La laguna dei rifiuti fra Codevigo e Chioggia, gli ambientalisti: «Troppa plastica abbandonata»

Gruppo d’intervento giuridico segnala grandi quantità di rifiuti tra Codevigo e Chioggia. Dopo la richiesta di bonifica alle istituzioni, arriva anche l'appello ai cittadini

Una delle immagini scattate tra Codevigo e Chioggia ©Gruppo d’intervento giuridico

Riceviamo e pubblichiamo:

L’associazione ecologista Gruppo d’intervento giuridico onlus (sezione Veneto) lancia un appello per segnalare l'accumulo di rifiuti nell'area della Laguna veneta che interessa anche il territorio di Codevigo.

La richiesta 

In una nota, il gruppo informa di aver inviato il 14 ottobre «Specifica istanza di accesso civico, informazioni ambientali e adozione degli opportuni provvedimenti per richiedere la bonifica ambientale di un ingente quantitativo di rifiuti vari, sopratutto di materiale plastico, accumulatesi nel corso degli anni tra velme, barene e sugli argini della laguna». Viene quindi richiesto un intervento per rimuovere i tanti detriti abbandonati, che si unisce all'appello per sensibilizzare i cittadini a un maggiore rispetto dell'ambiente. Le aree più colpite sono Valle Millecampi e la spiaggia della Boschettona, a cavallo tra i omuni di Codevigo e Chioggia.

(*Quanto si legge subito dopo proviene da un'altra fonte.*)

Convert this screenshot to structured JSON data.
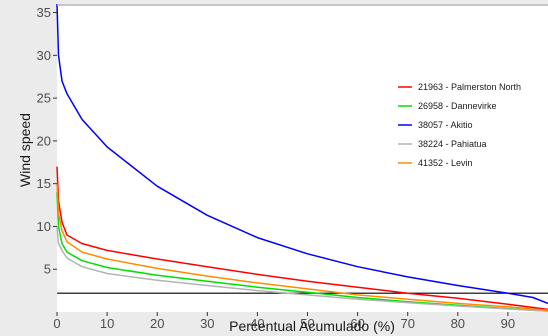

Un rischio per l'ambiente e la salute

Come riporta la nota, secondo il Ministero dell’ambiente la quantità di rifiuti di plastica nei mari è in aumento: ogni anno vengono prodotti a livello mondiale 300 milioni di tonnellate di materie plastiche, di cui almeno 8 milioni finiscono nell’oceano. «Si tratta di una minaccia per le specie marine e gli ecosistemi» sottolinea il gruppo «ma anche un rischio per la salute umana, con implicazioni significative su settori come il turismo, la pesca e l’acquacoltura» (fonte).

Le sanzioni

«L’abbandono e il deposito incontrollato di rifiuti sul suolo e nelle acque superficiali e sotterranee sono vietati dall’art. 192 del decreto legislativo n.152/2006»: nel concreto, il sindaco competente su un'area inquinata, in accordo con il proprietario e il titolari dei diritti, impone che il trasgressore la rimozione dei rifiuti e il ripristino della zona. In caso di mancato rispetto dell'ordine, si procede d'ufficio con le sanzioni. In conclusione, Gruppo d’intervento giuridico onlus si augura che le autorità intervengano quanto prima nella zona della Laguna veneta, per salvarne l'ecosistema ambientale.